Planet-heating pollution from the energy sector is also set to peak this decade, the IEA said in an update to its landmark “Net Zero Roadmap” report.
But “keeping alive the goal of limiting global warming to 1.5 degrees Celsius requires the world to come together quickly,” said Fatih Birol, the agency’s executive director.
Scientists consider warming of 1.5 degrees a threshold beyond which extreme heat, floods, droughts, wildfires, and food and water shortages will have a catastrophic impact. This year’s summer in the Northern Hemisphere was the world’s hottest on record, according to the European Union’s Copernicus Climate Change Service.
Since the original publication of the “Net Zero Roadmap” report in 2021, the world has seen “record growth” in solar power capacity, as well as bumper sales of electric vehicles, with both industries on track to achieve net-zero carbon emissions by the middle of the century, the IEA wrote.
And more than 80% of the emissions reductions needed by 2030 can be achieved through expanding renewable energy sources, increasing electrification, improving energy efficiency and cutting methane emissions, according to the organization.

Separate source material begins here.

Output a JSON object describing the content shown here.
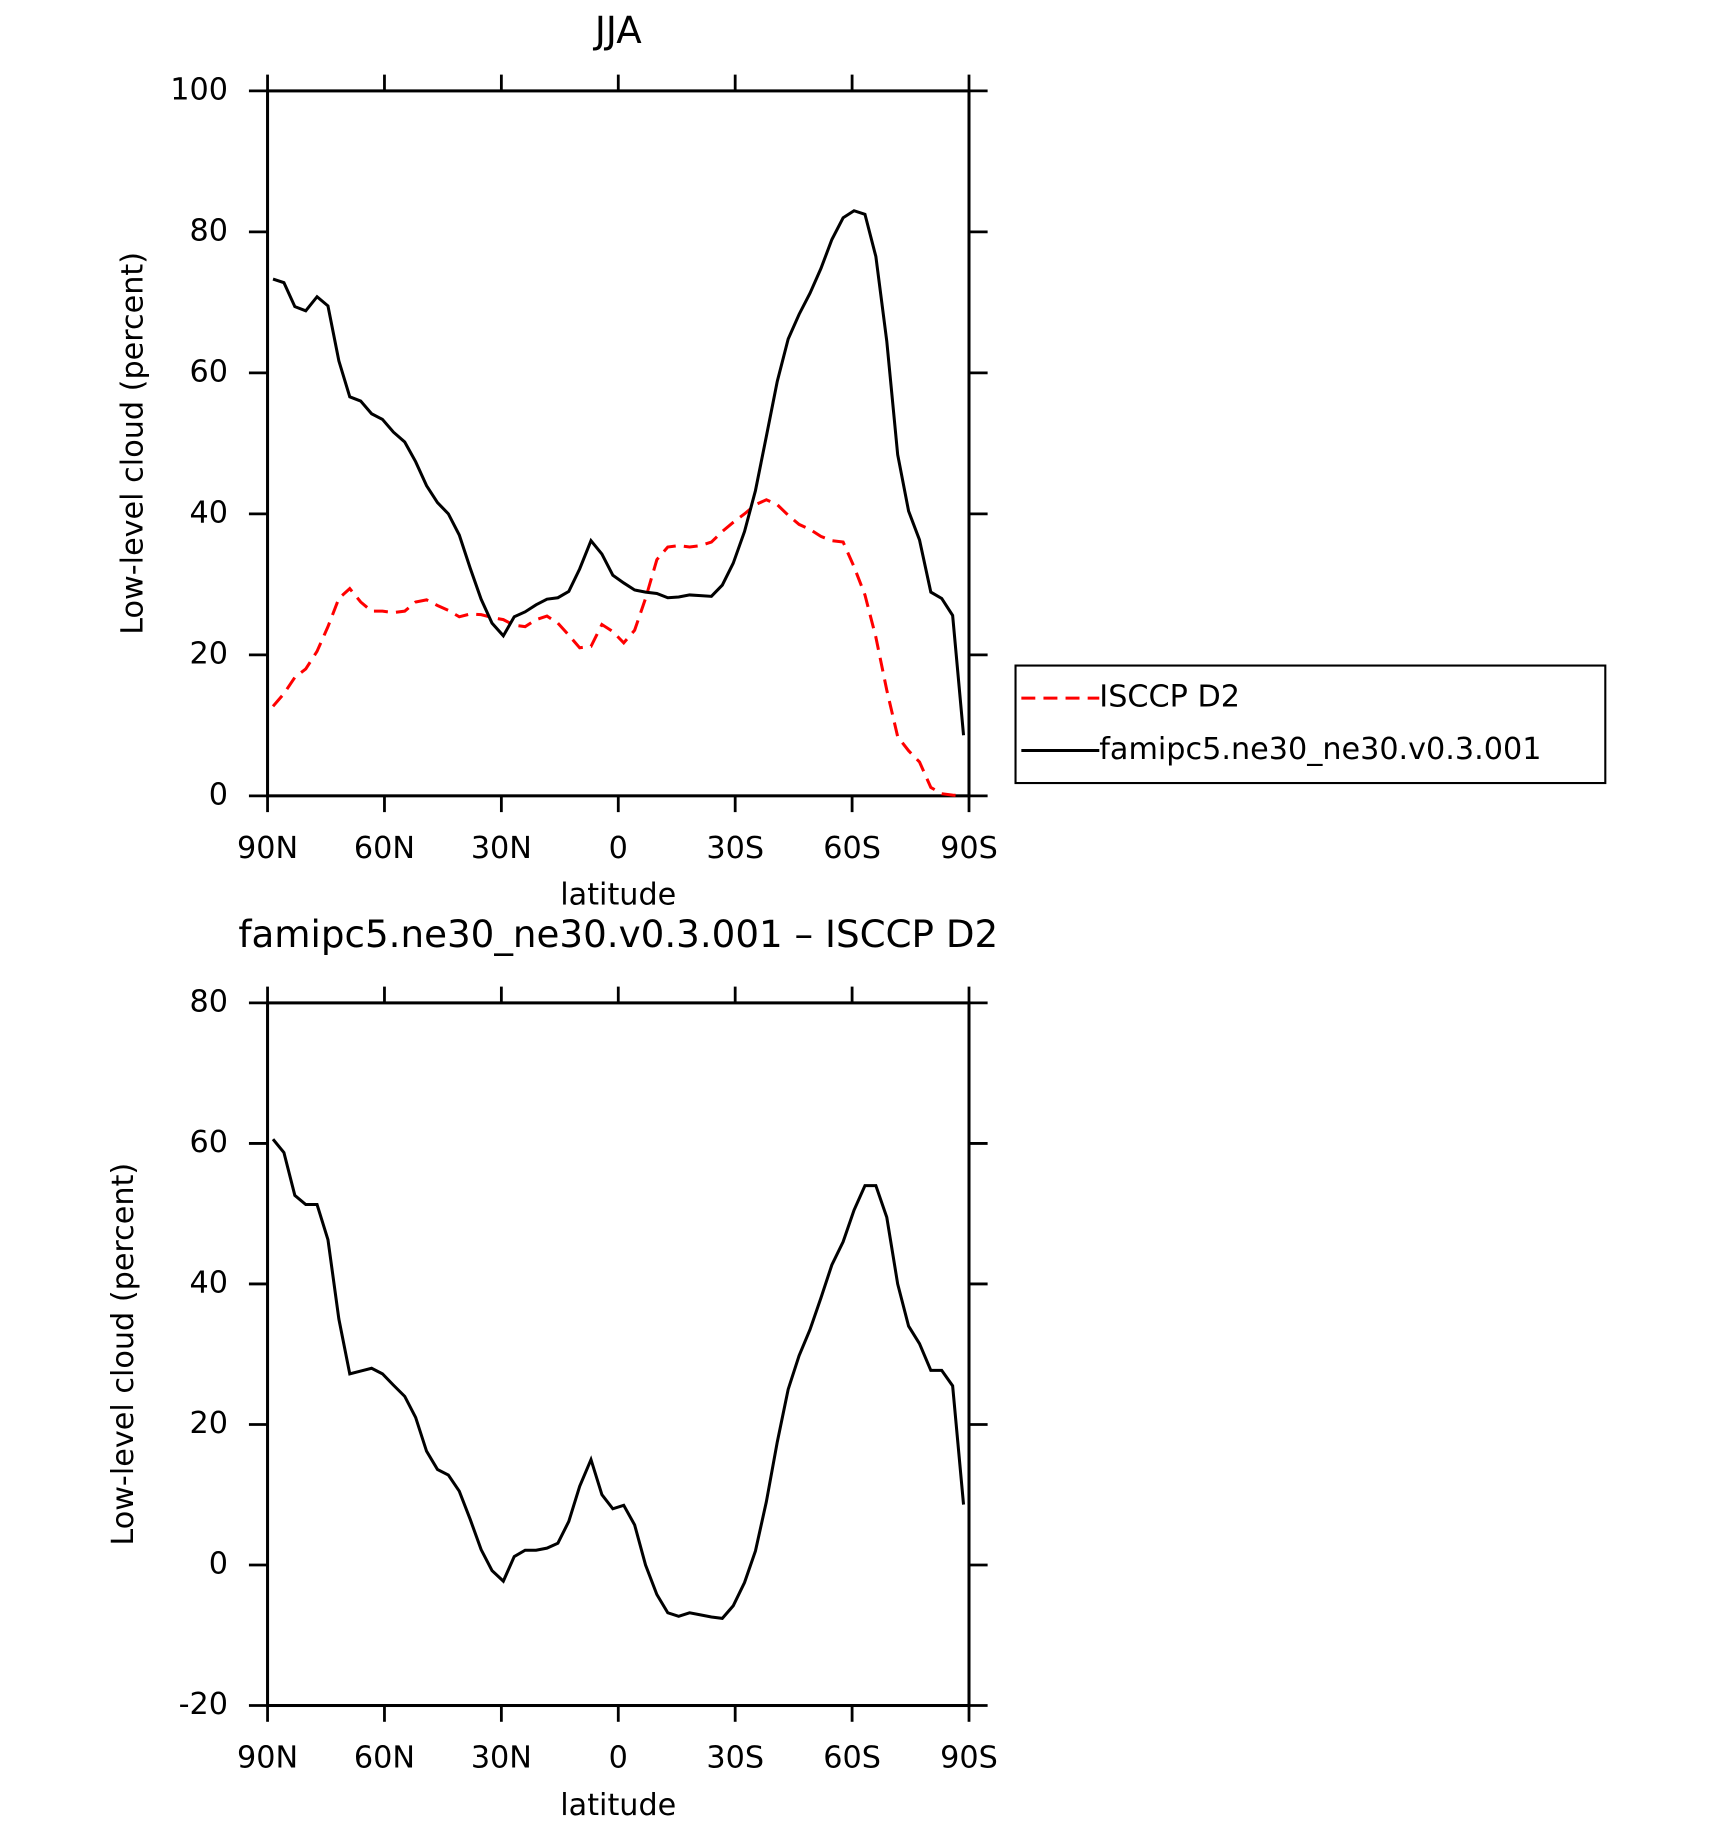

Still, limiting global warming is an immense task: The IEA said investments in clean energy worldwide would need to more than double from the $1.8 trillion projected for this year to $4.5 trillion every year by the early 2030s. Staying on track for 1.5 degrees also means that almost all countries must move forward their target dates for achieving net-zero carbon emissions, it added.
Meanwhile, carbon capture, utilization and storage — a set of technologies that prevents carbon going into the atmosphere at the source of the pollution — as well as hydrogen-based energy and biofuels require “rapid progress” by 2030.